Lillard and the Blazers on Thursday completed the five-year contract extension worth more than $120 million that they agreed to last week. The team also announced its deals with free agents Al-Farouq Aminu and Ed Davis and held news conferences for all three in Portland.
"I don't really see it as pressure. I know that I have confidence in being the leader of a team, but if people want to point the finger at me if it doesn't go right right away, I can deal with that," Lillard told reporters. "I've experienced much worse things than people blaming me for losing games."
Lillard grew up in Oakland and played in college at often-overshadowed Weber State but still managed to climb to the sixth overall pick in the 2012 draft. He is a two-time All-Star and a rookie of the year and has cemented himself as one of the best point guards in a league full of very good ones.
The extension keeps Lillard under contract with Portland through the 2020-21 season and makes him the unquestioned franchise pillar after LaMarcus Aldridge, Wesley Matthews and Robin Lopez left in free agency and the team traded Nicolas Batum to Charlotte. There are no opt-out clauses for either side in the deal, which is exactly how Lillard wanted it.
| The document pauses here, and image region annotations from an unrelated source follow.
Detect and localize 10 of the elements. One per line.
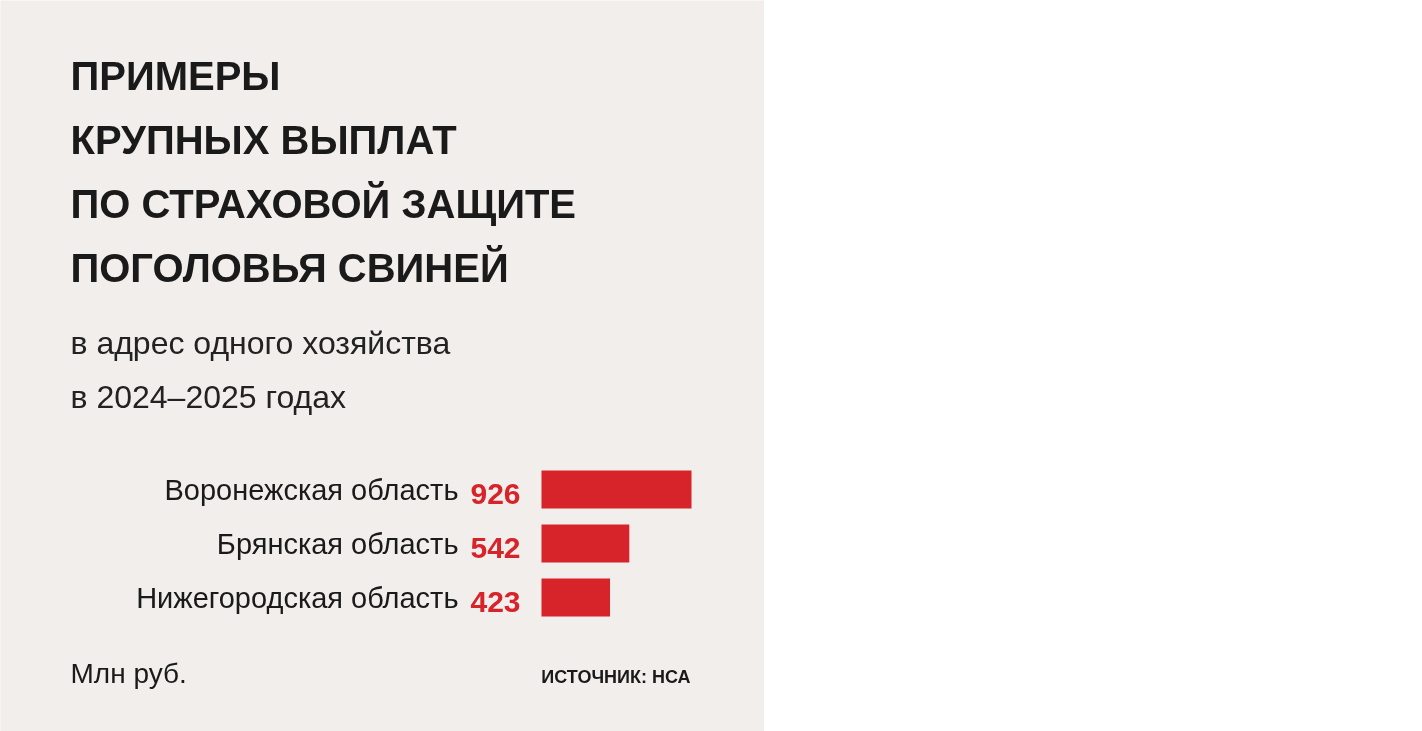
text: в адрес одного хозяйства в 2024–2025 годах <box>70 324 451 415</box>
y-tick-label: Нижегородская область <box>136 581 459 614</box>
text: ИСТОЧНИК: НСА <box>541 666 691 687</box>
text: Млн руб. <box>70 658 187 689</box>
y-tick-label: Воронежская область <box>164 473 459 506</box>
y-tick-label: Брянская область <box>216 527 459 560</box>
chart-title: ПРИМЕРЫ КРУПНЫХ ВЫПЛАТ ПО СТРАХОВОЙ ЗАЩИТЕ ПОГОЛОВЬЯ СВИНЕЙ <box>70 53 577 290</box>
data-label: 542 <box>470 530 521 564</box>
data-label: 926 <box>470 476 521 510</box>
data-label: 423 <box>470 584 521 618</box>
"I'm not going to be one foot in, one foot out. You sign the deal and you commit to the team because that's what you're committed to," Lillard said. "I know that in my heart this is where I want to be. I didn't see the reason to have an option. We have a young team now. It might not be great to begin with or it could be better than what people think. I'm willing to deal with that. I like the challenge."
Aminu agreed to a $30 million, four-year contract last week, and Davis a $20 million, three-year deal. Portland also got Gerald Henderson from Charlotte in the Batum deal and Mason Plumlee in a draft-night trade with Brooklyn to start the remodel.
Blazers general manager Neil Olshey said that Lillard's extension is a "hell of a place to start" a new era. He said everybody from Blazers owner Paul Allen on down is committed to long-term success, even if that means a short-term step back.
"The beauty of Paul is how committed he is. He's not worried about the next five minutes. He's worried about the next five years, the next 10 years," Olshey said. "He's not going anywhere. So he wants to know if this group isn't viable enough. ... He said this: Teams that hold on too long to something that isn't good enough are doomed to end up in mediocrity and failure.
"You've got to know when it's time to move forward and take another path. And this is the path we're choosing."